In dem Einführungsartikel zur Serie „Der Geist der unbegrenzten Möglichkeiten“ (15. März) geht John Brockmann gleich zur Sache: Künstliche Intelligenz, die „Geschichte hinter allen anderen“, ist „Wiederkehr des Messias und Apokalypse in einem: Gute KI gegen Böse KI“. Warum die KI die Geschichte hinter allem ist, belegt Brockmann jedoch nicht. Er hätte etwa auf die Kybernetik-Forschungen Gotthard Günther zu einer die klassische Logik überholenden Logik verweisen können, die die US Air Force in den fünfziger Jahren immerhin für so wichtig hielt, dass sie Günther dafür bezahlte; damit wäre zumindest das Besondere der KI herausgestellt worden. Stattdessen flüchtet sich Brockmann in Legendenbildungen. Er spricht von gemeinsamen Abendessen mit Künstlern wie Nam Jun Paik, Lee Levine, Andy Warhol oder mit dem Komponisten John Cage – letzterer sei begeistert gewesen von der Idee, dass „wir mit der Erfindung elektronischer Technologien unser zentrales Nervensystem externalisiert hätten, also unseren Geist”. So simpel geht es auf Edge.org auch heute noch zu – das Nervensystem als Geist. Und immer wieder der Bezug zum Kybernetiker Norbert Wiener, über den der Wissenschaftshistoriker George Dyson geschrieben habe: „Keine Elite konnte seiner Kritik entkommen, von den Marxisten über die Jesuiten (der gesamte Katholizismus ist eigentlich eine totalitäre Religion)...“

Die Mischung aus Religionskritik und Gebanntheit durch die Technik gibt es auch beim Psychologen Steven Pinker. So schrieb er in seinem 2011 erschienenen Buch „Der Stoff aus dem das Denken ist“ Sätze wie: „Für die Wissenschaft des Geistes ist es och ein großes Rätsel, warum unsere Gesprächsthemen angesichts einer unangenehmen Erfahrung – wir schneiden unseren Daumen gemeinsam mit dem Brötchen auf oder kippen uns ein Glas Bier in den Schoß – abrupt in die Bereiche der Sexualität, Ausscheidung oder Religion wechseln.“ Eine Feststellung, der Pinker keineswegs ablehnend gegenübersteht.
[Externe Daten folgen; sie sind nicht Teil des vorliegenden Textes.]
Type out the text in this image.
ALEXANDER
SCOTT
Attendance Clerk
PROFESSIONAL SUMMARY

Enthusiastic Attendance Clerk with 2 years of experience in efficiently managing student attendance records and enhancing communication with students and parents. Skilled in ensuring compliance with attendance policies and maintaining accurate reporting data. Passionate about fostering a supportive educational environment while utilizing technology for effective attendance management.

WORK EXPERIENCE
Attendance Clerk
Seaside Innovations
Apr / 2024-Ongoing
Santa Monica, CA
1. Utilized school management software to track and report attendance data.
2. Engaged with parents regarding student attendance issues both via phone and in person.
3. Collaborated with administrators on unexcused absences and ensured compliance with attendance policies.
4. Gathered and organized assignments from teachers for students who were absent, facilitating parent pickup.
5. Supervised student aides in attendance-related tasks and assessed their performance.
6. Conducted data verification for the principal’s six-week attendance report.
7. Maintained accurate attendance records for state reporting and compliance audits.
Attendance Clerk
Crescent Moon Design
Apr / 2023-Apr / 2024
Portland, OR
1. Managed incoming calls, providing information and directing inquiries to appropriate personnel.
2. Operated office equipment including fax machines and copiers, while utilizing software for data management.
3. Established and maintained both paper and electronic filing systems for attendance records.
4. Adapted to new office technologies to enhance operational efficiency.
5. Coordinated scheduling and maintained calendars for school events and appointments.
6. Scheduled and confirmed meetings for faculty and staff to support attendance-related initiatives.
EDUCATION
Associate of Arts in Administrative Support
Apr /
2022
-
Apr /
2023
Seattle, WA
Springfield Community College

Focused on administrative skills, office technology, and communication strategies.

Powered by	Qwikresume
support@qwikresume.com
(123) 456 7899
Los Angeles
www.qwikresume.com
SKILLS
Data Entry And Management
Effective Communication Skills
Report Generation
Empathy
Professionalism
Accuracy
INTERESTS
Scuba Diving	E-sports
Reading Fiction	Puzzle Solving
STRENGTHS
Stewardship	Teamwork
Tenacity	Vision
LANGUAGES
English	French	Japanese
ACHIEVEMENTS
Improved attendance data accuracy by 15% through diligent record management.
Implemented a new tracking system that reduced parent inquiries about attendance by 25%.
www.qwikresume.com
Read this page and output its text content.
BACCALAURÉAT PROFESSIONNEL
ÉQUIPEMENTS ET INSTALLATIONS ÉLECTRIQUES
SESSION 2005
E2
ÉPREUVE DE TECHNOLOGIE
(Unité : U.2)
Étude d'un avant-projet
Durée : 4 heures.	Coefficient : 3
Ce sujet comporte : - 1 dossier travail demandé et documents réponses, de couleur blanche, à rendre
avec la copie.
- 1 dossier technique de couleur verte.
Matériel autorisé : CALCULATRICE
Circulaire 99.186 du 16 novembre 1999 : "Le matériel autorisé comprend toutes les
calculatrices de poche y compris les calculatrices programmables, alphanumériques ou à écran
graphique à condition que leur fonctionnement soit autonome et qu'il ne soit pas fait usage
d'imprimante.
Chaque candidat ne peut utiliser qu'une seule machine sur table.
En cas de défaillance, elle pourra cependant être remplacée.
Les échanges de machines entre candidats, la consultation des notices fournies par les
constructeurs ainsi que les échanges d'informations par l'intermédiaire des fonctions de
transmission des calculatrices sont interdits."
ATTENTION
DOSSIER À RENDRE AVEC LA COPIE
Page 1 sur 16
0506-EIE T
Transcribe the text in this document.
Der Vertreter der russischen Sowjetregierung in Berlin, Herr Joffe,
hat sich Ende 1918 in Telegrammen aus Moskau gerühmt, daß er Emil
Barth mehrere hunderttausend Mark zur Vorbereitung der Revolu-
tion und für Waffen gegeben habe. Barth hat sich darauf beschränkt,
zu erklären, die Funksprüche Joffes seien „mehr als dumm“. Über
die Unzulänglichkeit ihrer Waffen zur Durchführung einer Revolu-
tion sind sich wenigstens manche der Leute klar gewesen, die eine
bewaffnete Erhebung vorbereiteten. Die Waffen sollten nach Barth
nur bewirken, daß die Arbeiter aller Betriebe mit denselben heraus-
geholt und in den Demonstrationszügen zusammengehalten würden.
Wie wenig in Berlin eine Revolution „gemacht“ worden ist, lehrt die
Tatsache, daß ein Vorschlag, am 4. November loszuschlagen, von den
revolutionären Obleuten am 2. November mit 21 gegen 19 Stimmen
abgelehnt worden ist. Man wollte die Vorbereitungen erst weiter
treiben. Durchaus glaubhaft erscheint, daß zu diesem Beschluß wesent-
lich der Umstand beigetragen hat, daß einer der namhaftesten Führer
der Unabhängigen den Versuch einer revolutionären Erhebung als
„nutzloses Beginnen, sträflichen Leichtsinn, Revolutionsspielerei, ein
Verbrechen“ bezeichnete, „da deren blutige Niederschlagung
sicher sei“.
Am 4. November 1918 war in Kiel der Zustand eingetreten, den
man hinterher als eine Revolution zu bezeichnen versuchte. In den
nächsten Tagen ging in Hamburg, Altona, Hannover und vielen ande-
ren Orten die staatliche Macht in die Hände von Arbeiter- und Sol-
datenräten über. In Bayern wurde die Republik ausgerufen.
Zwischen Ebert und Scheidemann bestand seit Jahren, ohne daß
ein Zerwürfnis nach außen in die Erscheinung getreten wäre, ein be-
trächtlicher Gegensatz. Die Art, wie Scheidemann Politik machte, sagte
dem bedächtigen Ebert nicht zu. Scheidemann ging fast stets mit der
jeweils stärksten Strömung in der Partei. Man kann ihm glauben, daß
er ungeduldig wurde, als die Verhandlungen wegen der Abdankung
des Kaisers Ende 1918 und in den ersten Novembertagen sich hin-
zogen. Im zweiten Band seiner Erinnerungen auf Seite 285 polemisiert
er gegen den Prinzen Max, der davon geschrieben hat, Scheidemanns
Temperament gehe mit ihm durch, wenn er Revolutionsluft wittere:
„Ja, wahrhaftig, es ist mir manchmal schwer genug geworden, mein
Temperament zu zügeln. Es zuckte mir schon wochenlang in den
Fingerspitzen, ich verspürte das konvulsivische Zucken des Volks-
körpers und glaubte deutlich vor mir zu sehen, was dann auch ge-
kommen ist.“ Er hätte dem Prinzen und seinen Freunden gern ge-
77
In seinem Debattenbeitrag „Die einzige Gefahr ist der Mensch“ (SZ, 21. März). sieht Pinker, eigentlich Psychologe, sieht in der Künstlichen Intelligenz kein Problem, besonders nicht darin, dass Maschinen einmal die Kontrolle über Menschen übernehmen könnten. Woher er die Sicherheit nimmt, sagt er nicht. Ob solche Beruhigungsartikel Sinn machen, bevor die Bedeutung der Künstlichen Intelligenz in der Artikelserie geklärt wurde, wie es im Untertitel jedes Mal angekündigt wird, ist fragwürdig. Eine Antwort auf die Frage nach der Künstlichen Intelligenz bleiben die Artikel bisher schuldig. Edge.org hat die beiden bisherigen Beiträge der „Süddeutschen“ abgebildet und so wollen sich offenbar Geistesverwandte einer atheistisch-technischen Weltsicht gegenseitig spiegeln.